Little Italy IIdscn0623.JPGLittle ItalyOld Men

One the best things about living and working in Chicago is the summer - although short lived, only June till September, it is spectacular!  Super hot days with long summer nights that don’t cool off, the city is alive with street parties, summer sales, sailing events, outside dining, beach volleyball, fireworks, green tree-lined streets, grilling out, and movies in the park.  But one of my favorite things has to be wandering around our neighborhood, which is called ‘Little Italy’, one of the oldest neighborhoods in Chicago, and seeing snippets of what it must have been like when it was filled with Italian immigrants and ruled by the mob.

The Italians started moving to Chicago in the 1850’s and by the 1930’s there was around 75,000 Italians, with a big number of them, particularly from Sicily, residing in the Little Italy area.  The area boomed, and with it a proliferation of Italian restaurants, bakeries and grocery stores.

The story goes that residents of Chicago’s Little Italy warily observed a poplar tree that stood at the corner of Taylor and Loomis streets (one block from where we now live) and carved into the trunk were the names of neighborhood residents who had refused to submit to the Black Hand’s extortion attempts.

One hundred years later, the “Dead Mans Tree” is gone, but organized crime is once again a hot topic in Chicago, as the most important mob trial in decades continues to unfold at the Dirksen Federal Building in the Loop. The Outfit’s reputation still inspires terror — so much so that the identities of the jurors in the ‘Family Secrets’ trial are shielded to protect them from threats.

But the neighborhood once ruled by the mob has changed, today I watch old men sitting smoking cigars outside the unmarked storefronts of private men’s clubs. Push my way through crowds of people queuing up for one of Marios famous Italian ices late into the night.  Say hello to old Italian women sweeping their steps.
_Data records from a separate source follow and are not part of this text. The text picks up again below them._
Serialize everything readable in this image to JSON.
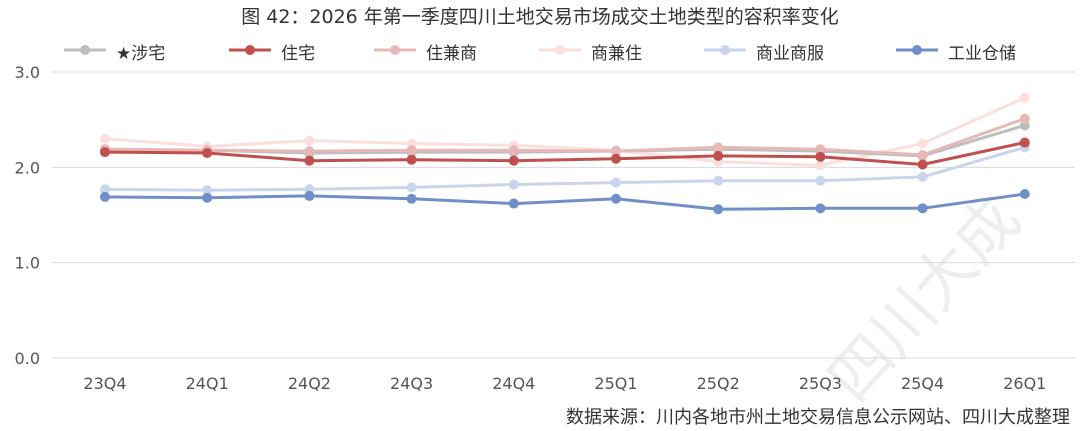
{
  "chart_data": {
    "type": "line",
    "title": "图 42：2026 年第一季度四川土地交易市场成交土地类型的容积率变化",
    "categories": [
      "23Q4",
      "24Q1",
      "24Q2",
      "24Q3",
      "24Q4",
      "25Q1",
      "25Q2",
      "25Q3",
      "25Q4",
      "26Q1"
    ],
    "ylim": [
      0,
      3.0
    ],
    "yticks": [
      "0.0",
      "1.0",
      "2.0",
      "3.0"
    ],
    "ytick_values": [
      0,
      1,
      2,
      3
    ],
    "grid": true,
    "legend_position": "top",
    "series": [
      {
        "name": "★涉宅",
        "color": "#bdbdbd",
        "values": [
          2.19,
          2.18,
          2.15,
          2.16,
          2.16,
          2.17,
          2.19,
          2.17,
          2.12,
          2.44
        ]
      },
      {
        "name": "住宅",
        "color": "#c0504d",
        "values": [
          2.16,
          2.15,
          2.07,
          2.08,
          2.07,
          2.09,
          2.12,
          2.11,
          2.03,
          2.26
        ]
      },
      {
        "name": "住兼商",
        "color": "#e6b9b8",
        "values": [
          2.19,
          2.18,
          2.17,
          2.18,
          2.18,
          2.17,
          2.21,
          2.19,
          2.13,
          2.51
        ]
      },
      {
        "name": "商兼住",
        "color": "#fadfdd",
        "values": [
          2.3,
          2.22,
          2.28,
          2.25,
          2.23,
          2.18,
          2.06,
          2.02,
          2.25,
          2.73
        ]
      },
      {
        "name": "商业商服",
        "color": "#c9d5ec",
        "values": [
          1.77,
          1.76,
          1.77,
          1.79,
          1.82,
          1.84,
          1.86,
          1.86,
          1.9,
          2.21
        ]
      },
      {
        "name": "工业仓储",
        "color": "#6f8fc7",
        "values": [
          1.69,
          1.68,
          1.7,
          1.67,
          1.62,
          1.67,
          1.56,
          1.57,
          1.57,
          1.72
        ]
      }
    ],
    "source": "数据来源：川内各地市州土地交易信息公示网站、四川大成整理",
    "watermark": "四川大成"
  }
}
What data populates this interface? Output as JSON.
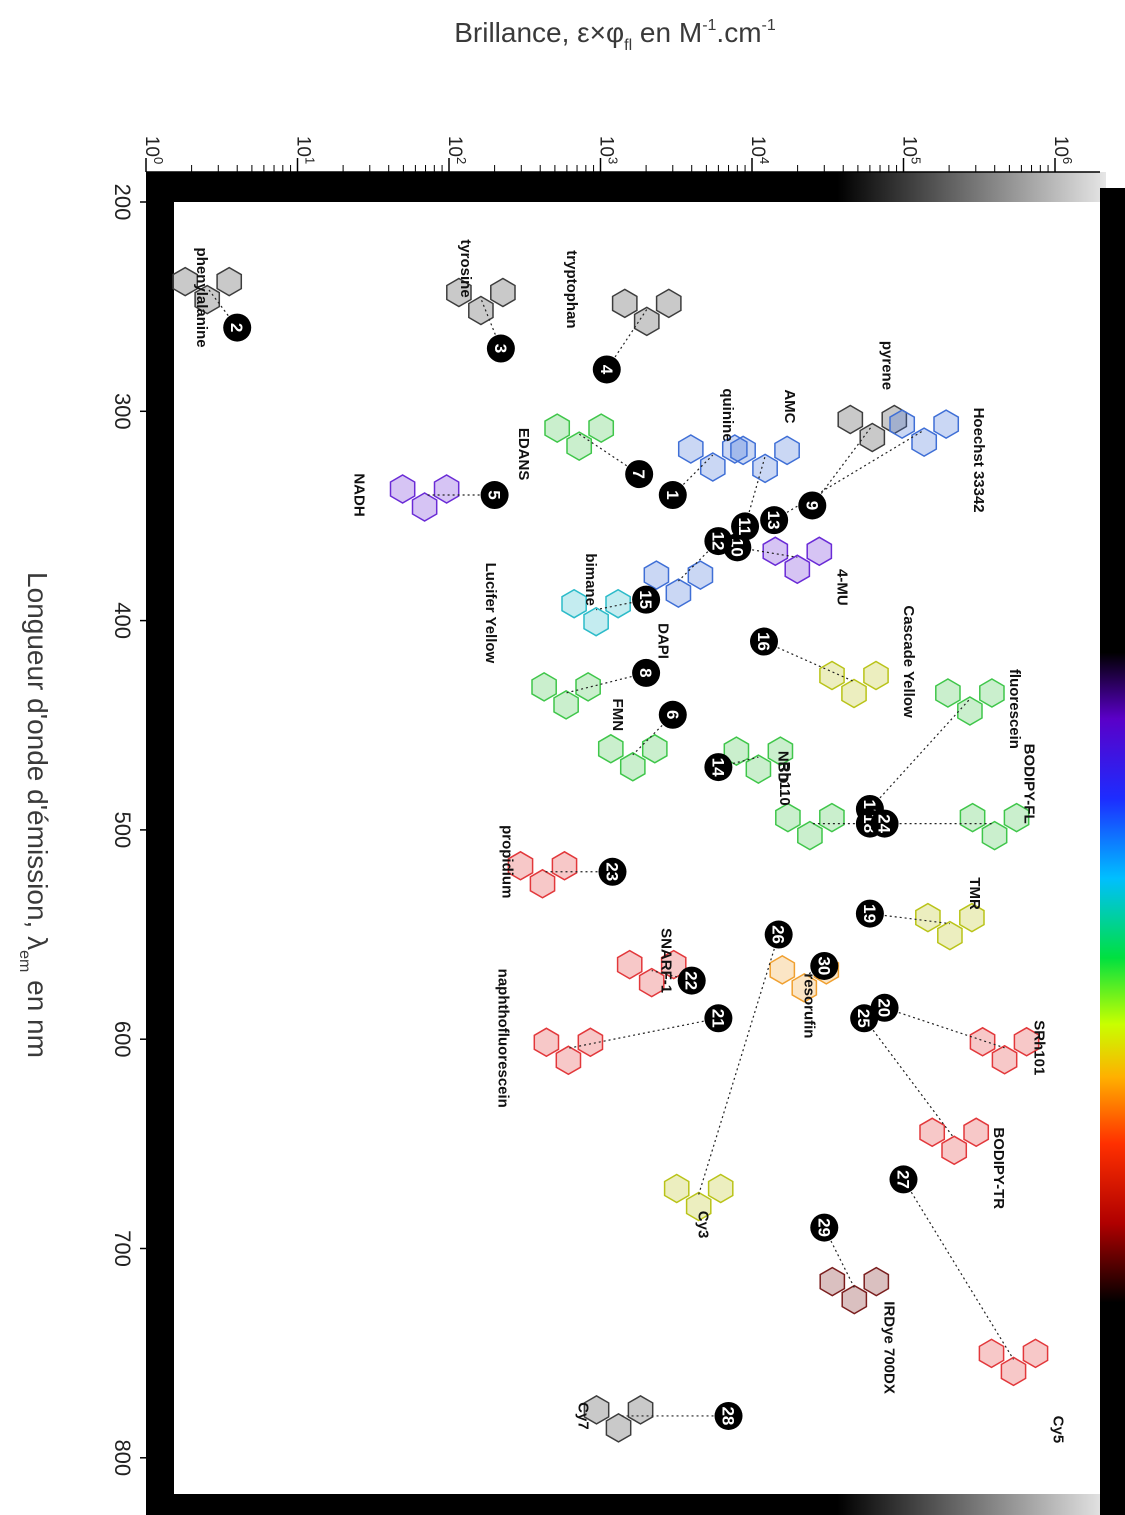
{
  "chart_data": {
    "type": "scatter",
    "title": "",
    "x_axis": {
      "label_prefix": "Brillance, ",
      "label_math": "ε×φ",
      "label_math_sub": "fl",
      "label_suffix": " en M",
      "label_unit_sup1": "-1",
      "label_unit_mid": ".cm",
      "label_unit_sup2": "-1",
      "scale": "log",
      "range": [
        1,
        1000000
      ],
      "tick_base": "10",
      "tick_exponents": [
        "0",
        "1",
        "2",
        "3",
        "4",
        "5",
        "6"
      ]
    },
    "y_axis": {
      "label_prefix": "Longueur d'onde d'émission, λ",
      "label_sub": "em",
      "label_suffix": " en nm",
      "range": [
        200,
        820
      ],
      "ticks": [
        "200",
        "300",
        "400",
        "500",
        "600",
        "700",
        "800"
      ]
    },
    "colors": {
      "frame": "#000000",
      "black_gray": "#3d3d3d",
      "purple": "#6a2bd6",
      "blue": "#3f6fd6",
      "green": "#3fc64a",
      "cyan": "#2cbbc9",
      "yellow": "#b9c318",
      "orange": "#f0a030",
      "red": "#e2383b",
      "darkred": "#7a1e1e"
    },
    "fluorophores": [
      {
        "id": "1",
        "name": "quinine",
        "brightness": 3000,
        "lambda_em": 340,
        "color": "blue"
      },
      {
        "id": "2",
        "name": "phenylalanine",
        "brightness": 4,
        "lambda_em": 260,
        "color": "black_gray"
      },
      {
        "id": "3",
        "name": "tyrosine",
        "brightness": 220,
        "lambda_em": 270,
        "color": "black_gray"
      },
      {
        "id": "4",
        "name": "tryptophan",
        "brightness": 1100,
        "lambda_em": 280,
        "color": "black_gray"
      },
      {
        "id": "5",
        "name": "NADH",
        "brightness": 200,
        "lambda_em": 340,
        "color": "purple"
      },
      {
        "id": "6",
        "name": "FMN",
        "brightness": 3000,
        "lambda_em": 445,
        "color": "green"
      },
      {
        "id": "7",
        "name": "EDANS",
        "brightness": 1800,
        "lambda_em": 330,
        "color": "green"
      },
      {
        "id": "8",
        "name": "Lucifer Yellow",
        "brightness": 2000,
        "lambda_em": 425,
        "color": "green"
      },
      {
        "id": "9",
        "name": "pyrene",
        "brightness": 25000,
        "lambda_em": 345,
        "color": "black_gray"
      },
      {
        "id": "10",
        "name": "4-MU",
        "brightness": 8000,
        "lambda_em": 365,
        "color": "purple"
      },
      {
        "id": "11",
        "name": "AMC",
        "brightness": 9000,
        "lambda_em": 355,
        "color": "blue"
      },
      {
        "id": "12",
        "name": "DAPI",
        "brightness": 6000,
        "lambda_em": 362,
        "color": "blue"
      },
      {
        "id": "13",
        "name": "Hoechst 33342",
        "brightness": 14000,
        "lambda_em": 352,
        "color": "blue"
      },
      {
        "id": "14",
        "name": "NBD",
        "brightness": 6000,
        "lambda_em": 470,
        "color": "green"
      },
      {
        "id": "15",
        "name": "bimane",
        "brightness": 2000,
        "lambda_em": 390,
        "color": "cyan"
      },
      {
        "id": "16",
        "name": "Cascade Yellow",
        "brightness": 12000,
        "lambda_em": 410,
        "color": "yellow"
      },
      {
        "id": "17",
        "name": "fluorescein",
        "brightness": 60000,
        "lambda_em": 490,
        "color": "green"
      },
      {
        "id": "18",
        "name": "Rh110",
        "brightness": 60000,
        "lambda_em": 497,
        "color": "green"
      },
      {
        "id": "19",
        "name": "TMR",
        "brightness": 60000,
        "lambda_em": 540,
        "color": "yellow"
      },
      {
        "id": "20",
        "name": "SRh101",
        "brightness": 75000,
        "lambda_em": 585,
        "color": "red"
      },
      {
        "id": "21",
        "name": "naphthofluorescein",
        "brightness": 6000,
        "lambda_em": 590,
        "color": "red"
      },
      {
        "id": "22",
        "name": "SNARF-1",
        "brightness": 4000,
        "lambda_em": 572,
        "color": "red"
      },
      {
        "id": "23",
        "name": "propidium",
        "brightness": 1200,
        "lambda_em": 520,
        "color": "red"
      },
      {
        "id": "24",
        "name": "BODIPY-FL",
        "brightness": 75000,
        "lambda_em": 497,
        "color": "green"
      },
      {
        "id": "25",
        "name": "BODIPY-TR",
        "brightness": 55000,
        "lambda_em": 590,
        "color": "red"
      },
      {
        "id": "26",
        "name": "Cy3",
        "brightness": 15000,
        "lambda_em": 550,
        "color": "yellow"
      },
      {
        "id": "27",
        "name": "Cy5",
        "brightness": 100000,
        "lambda_em": 667,
        "color": "red"
      },
      {
        "id": "28",
        "name": "Cy7",
        "brightness": 7000,
        "lambda_em": 780,
        "color": "black_gray"
      },
      {
        "id": "29",
        "name": "IRDye 700DX",
        "brightness": 30000,
        "lambda_em": 690,
        "color": "darkred"
      },
      {
        "id": "30",
        "name": "resorufin",
        "brightness": 30000,
        "lambda_em": 565,
        "color": "orange"
      }
    ]
  }
}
Sit sipping a latte under the statue of Joe DiMaggio just off the main street and visit the traditional Italian grocer that imports the most amazing prosciutto, still wrapping it in old fashioned grease proof paper.  But there’s one restaurant I wander by that always sends my imagination racing; Rosebuds, an old Italian Men’s Supper Club once a haunt of Robert DeNiro, Tony Bennett, Carol Burnett, Robert Redford and Frank Sinatra, a gallery of black and white autographed photos lines the walls, they’re so nostalgic that I feel transported in time and can almost hear Frankie belting out ‘My Kind of Town’ across the hot smoke filled rooms.